I catch up with her on the patio and barely touch her shoulder, but she whirls around and shakes me off. “What?” she says tightly.
“Just give me two minutes,” I say. “I’m sick about what happened at lunch. That was . . . beyond horrible. I’m so sorry.”
“Apology not accepted. How can you be with such a prick?” She’s whispering, conscious of kids at nearby tables watching us.
“I realize how it looks,” I say in a low voice, grabbing her hand, the hand I first held in kindergarten, when we were paired as buddies on a field trip to the Bedlam Hall of Science. “Just bear with me and soon I’ll exp—”
“I think I’m just about done waiting,” Zahra snaps, wrenching her hand away like I’m poisonous. Her eyes swimming with hurt tears, she walks backward away from me. “Have fun, okay? I hope he’s worth it.”

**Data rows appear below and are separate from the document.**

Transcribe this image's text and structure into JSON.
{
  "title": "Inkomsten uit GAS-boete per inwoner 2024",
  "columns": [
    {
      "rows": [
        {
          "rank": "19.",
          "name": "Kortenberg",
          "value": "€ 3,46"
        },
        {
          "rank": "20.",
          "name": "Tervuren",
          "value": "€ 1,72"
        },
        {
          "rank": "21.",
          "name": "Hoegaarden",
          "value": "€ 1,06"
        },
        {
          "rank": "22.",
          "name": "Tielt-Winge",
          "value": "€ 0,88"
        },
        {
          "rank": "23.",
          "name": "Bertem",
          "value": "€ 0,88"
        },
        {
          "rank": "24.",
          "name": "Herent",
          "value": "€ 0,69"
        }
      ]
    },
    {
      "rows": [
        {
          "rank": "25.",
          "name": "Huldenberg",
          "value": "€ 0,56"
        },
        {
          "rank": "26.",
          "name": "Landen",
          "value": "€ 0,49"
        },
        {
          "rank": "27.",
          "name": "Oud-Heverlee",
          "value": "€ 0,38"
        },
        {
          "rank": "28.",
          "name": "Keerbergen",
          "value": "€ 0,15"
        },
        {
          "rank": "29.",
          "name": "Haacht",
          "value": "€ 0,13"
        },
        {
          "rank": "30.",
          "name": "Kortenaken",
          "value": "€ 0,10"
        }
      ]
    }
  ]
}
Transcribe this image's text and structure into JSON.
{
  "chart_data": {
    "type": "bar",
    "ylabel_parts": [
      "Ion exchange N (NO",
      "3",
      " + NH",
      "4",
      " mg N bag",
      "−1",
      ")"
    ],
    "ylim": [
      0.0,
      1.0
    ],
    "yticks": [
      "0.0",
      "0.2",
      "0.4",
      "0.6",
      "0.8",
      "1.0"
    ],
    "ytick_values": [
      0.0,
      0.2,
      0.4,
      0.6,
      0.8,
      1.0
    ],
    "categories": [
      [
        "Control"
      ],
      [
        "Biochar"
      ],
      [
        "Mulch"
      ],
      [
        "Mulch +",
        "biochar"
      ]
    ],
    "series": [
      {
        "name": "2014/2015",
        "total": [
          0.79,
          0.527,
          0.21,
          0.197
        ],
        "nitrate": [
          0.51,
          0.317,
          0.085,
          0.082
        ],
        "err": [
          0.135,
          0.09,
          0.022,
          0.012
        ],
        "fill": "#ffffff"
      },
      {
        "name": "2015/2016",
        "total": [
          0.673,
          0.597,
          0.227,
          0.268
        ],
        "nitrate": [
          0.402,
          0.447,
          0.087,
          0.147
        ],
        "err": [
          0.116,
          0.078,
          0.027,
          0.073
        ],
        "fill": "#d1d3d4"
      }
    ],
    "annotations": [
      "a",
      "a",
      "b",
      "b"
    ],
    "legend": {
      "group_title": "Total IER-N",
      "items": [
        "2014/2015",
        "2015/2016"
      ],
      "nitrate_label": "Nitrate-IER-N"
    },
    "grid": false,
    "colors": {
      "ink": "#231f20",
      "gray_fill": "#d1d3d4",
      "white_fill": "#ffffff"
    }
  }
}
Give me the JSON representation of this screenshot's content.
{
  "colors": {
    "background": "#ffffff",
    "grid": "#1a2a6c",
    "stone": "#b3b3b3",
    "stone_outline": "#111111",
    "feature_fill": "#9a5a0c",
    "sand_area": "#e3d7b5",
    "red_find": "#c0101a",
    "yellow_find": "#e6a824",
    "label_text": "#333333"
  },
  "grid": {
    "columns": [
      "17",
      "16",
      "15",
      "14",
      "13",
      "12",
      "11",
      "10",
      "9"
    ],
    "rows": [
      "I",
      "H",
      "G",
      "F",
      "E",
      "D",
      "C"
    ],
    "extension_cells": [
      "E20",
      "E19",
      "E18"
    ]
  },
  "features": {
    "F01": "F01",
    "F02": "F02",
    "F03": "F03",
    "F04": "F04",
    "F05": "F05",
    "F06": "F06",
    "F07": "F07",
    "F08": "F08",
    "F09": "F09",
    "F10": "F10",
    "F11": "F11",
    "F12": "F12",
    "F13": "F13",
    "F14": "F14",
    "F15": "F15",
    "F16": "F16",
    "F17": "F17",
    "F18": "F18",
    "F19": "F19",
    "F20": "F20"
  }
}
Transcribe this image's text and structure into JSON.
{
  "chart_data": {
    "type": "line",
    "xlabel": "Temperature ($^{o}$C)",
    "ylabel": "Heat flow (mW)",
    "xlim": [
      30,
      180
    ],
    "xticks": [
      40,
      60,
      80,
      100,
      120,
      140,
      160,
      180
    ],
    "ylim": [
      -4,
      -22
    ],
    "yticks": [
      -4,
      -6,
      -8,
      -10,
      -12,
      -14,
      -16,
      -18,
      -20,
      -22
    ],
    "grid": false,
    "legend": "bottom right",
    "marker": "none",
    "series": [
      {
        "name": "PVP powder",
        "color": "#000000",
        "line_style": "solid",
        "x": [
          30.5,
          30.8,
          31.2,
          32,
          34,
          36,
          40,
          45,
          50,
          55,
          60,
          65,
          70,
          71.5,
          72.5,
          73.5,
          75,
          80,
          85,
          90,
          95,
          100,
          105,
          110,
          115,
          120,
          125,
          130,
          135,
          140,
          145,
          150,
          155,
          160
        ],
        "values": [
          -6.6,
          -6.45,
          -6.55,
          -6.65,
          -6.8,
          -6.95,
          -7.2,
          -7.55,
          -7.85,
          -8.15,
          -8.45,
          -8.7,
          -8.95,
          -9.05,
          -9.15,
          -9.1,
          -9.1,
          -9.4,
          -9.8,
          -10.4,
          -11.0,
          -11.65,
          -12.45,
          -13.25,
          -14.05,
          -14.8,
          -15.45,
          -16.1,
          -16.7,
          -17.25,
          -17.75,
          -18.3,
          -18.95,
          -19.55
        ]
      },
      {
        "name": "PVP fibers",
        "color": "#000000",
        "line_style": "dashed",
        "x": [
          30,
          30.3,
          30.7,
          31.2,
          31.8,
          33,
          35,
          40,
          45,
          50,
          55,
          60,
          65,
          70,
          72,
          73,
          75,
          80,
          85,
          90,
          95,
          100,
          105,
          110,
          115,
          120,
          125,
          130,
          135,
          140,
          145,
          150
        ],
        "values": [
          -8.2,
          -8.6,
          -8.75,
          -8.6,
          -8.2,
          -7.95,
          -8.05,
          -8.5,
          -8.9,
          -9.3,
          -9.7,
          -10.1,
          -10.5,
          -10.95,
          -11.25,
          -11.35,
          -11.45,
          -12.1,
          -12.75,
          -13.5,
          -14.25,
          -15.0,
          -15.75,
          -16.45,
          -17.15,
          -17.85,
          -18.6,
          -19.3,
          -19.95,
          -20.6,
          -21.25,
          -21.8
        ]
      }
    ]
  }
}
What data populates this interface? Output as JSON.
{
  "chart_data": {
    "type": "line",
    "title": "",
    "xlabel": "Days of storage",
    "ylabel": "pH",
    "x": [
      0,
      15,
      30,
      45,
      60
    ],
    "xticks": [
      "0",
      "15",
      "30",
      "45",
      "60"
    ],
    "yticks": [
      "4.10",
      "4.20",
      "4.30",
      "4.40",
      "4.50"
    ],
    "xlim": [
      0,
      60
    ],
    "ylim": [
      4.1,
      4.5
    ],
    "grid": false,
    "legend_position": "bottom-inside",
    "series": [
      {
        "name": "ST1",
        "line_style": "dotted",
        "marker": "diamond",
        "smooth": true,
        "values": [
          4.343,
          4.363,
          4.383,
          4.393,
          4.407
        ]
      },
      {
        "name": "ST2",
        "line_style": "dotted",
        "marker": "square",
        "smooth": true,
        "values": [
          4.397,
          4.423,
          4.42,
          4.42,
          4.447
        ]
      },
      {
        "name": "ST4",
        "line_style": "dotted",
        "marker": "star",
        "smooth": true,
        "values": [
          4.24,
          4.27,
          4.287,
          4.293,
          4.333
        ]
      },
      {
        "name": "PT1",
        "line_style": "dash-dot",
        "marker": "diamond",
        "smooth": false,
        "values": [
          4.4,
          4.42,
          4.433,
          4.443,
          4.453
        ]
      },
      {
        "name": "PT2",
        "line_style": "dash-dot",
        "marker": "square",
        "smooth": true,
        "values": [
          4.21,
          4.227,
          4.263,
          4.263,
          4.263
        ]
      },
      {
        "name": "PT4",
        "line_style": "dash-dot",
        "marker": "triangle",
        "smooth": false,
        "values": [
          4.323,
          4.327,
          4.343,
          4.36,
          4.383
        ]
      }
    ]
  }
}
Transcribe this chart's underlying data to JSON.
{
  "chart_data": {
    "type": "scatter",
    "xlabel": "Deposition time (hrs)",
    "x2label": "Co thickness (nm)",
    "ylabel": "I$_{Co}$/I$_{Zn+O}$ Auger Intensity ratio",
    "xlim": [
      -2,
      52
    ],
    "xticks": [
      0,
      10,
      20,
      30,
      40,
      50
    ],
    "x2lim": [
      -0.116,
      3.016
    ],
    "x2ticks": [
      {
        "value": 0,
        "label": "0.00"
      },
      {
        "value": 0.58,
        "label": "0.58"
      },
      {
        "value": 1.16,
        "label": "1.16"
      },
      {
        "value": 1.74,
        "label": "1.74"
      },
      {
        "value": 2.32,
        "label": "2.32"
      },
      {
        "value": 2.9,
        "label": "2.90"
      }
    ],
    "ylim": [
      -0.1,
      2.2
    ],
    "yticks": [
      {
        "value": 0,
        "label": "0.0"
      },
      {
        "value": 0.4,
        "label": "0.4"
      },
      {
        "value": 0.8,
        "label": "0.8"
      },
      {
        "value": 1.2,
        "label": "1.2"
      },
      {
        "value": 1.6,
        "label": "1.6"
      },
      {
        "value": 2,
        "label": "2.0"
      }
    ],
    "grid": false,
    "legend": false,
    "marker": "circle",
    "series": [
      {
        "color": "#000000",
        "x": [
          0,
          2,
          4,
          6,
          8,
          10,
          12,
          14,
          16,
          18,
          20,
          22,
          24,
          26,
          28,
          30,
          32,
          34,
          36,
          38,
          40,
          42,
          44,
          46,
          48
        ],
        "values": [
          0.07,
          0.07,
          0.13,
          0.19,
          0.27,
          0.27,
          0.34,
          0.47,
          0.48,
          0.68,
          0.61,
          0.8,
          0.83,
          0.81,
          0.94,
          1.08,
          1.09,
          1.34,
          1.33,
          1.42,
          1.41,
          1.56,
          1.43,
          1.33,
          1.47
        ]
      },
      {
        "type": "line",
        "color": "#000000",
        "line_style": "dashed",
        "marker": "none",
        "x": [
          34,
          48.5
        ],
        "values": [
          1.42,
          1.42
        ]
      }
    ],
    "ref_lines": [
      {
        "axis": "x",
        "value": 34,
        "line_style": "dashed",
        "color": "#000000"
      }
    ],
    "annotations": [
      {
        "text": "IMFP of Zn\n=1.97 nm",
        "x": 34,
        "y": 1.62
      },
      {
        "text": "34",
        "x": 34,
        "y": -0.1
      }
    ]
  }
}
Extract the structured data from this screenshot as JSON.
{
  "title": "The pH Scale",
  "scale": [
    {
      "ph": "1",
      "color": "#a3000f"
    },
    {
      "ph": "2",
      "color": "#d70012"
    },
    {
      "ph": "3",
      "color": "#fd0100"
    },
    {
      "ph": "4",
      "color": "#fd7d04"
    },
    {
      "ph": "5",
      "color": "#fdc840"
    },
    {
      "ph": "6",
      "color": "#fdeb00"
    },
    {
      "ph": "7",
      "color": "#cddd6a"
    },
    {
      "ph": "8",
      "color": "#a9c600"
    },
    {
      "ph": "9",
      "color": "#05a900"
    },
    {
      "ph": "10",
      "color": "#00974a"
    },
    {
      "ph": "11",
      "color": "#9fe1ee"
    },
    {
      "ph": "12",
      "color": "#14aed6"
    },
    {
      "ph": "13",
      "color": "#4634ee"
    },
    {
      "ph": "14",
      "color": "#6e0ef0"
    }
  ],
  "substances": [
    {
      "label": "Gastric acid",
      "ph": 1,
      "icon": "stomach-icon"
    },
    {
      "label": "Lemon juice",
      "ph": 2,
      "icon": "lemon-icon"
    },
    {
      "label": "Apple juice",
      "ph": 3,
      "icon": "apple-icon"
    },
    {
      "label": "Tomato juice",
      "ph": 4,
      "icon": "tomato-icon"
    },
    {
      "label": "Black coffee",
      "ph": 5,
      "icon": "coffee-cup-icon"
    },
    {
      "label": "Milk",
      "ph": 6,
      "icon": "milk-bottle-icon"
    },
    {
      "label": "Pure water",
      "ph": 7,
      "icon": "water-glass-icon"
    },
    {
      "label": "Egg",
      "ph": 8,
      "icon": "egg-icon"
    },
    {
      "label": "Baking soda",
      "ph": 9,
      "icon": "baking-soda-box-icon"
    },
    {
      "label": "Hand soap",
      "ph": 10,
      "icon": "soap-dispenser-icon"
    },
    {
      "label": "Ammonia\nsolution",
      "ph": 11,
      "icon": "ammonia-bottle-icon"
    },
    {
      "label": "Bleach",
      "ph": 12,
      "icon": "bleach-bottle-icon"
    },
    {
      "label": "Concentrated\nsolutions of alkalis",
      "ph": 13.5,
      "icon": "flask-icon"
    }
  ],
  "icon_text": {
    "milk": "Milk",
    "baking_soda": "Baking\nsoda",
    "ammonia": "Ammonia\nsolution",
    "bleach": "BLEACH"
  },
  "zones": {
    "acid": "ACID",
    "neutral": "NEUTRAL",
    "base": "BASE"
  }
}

Then she spins around and walks toward the courtyard.
I swallow a howl of frustration as I walk back to Will, my breath coming in short little puffs. Then I almost trip over an empty wrought-iron chair. “Damn it!” I mutter as I shove it out of my way. But I’m out of control and I push too hard. Way too hard, actually. The heavy chair flips and skitters ten feet, clattering off the edge of the patio and onto the half-dead grass that borders it. Everyone turns to stare at me, all lunchtime conversation ceased, all eyes on me.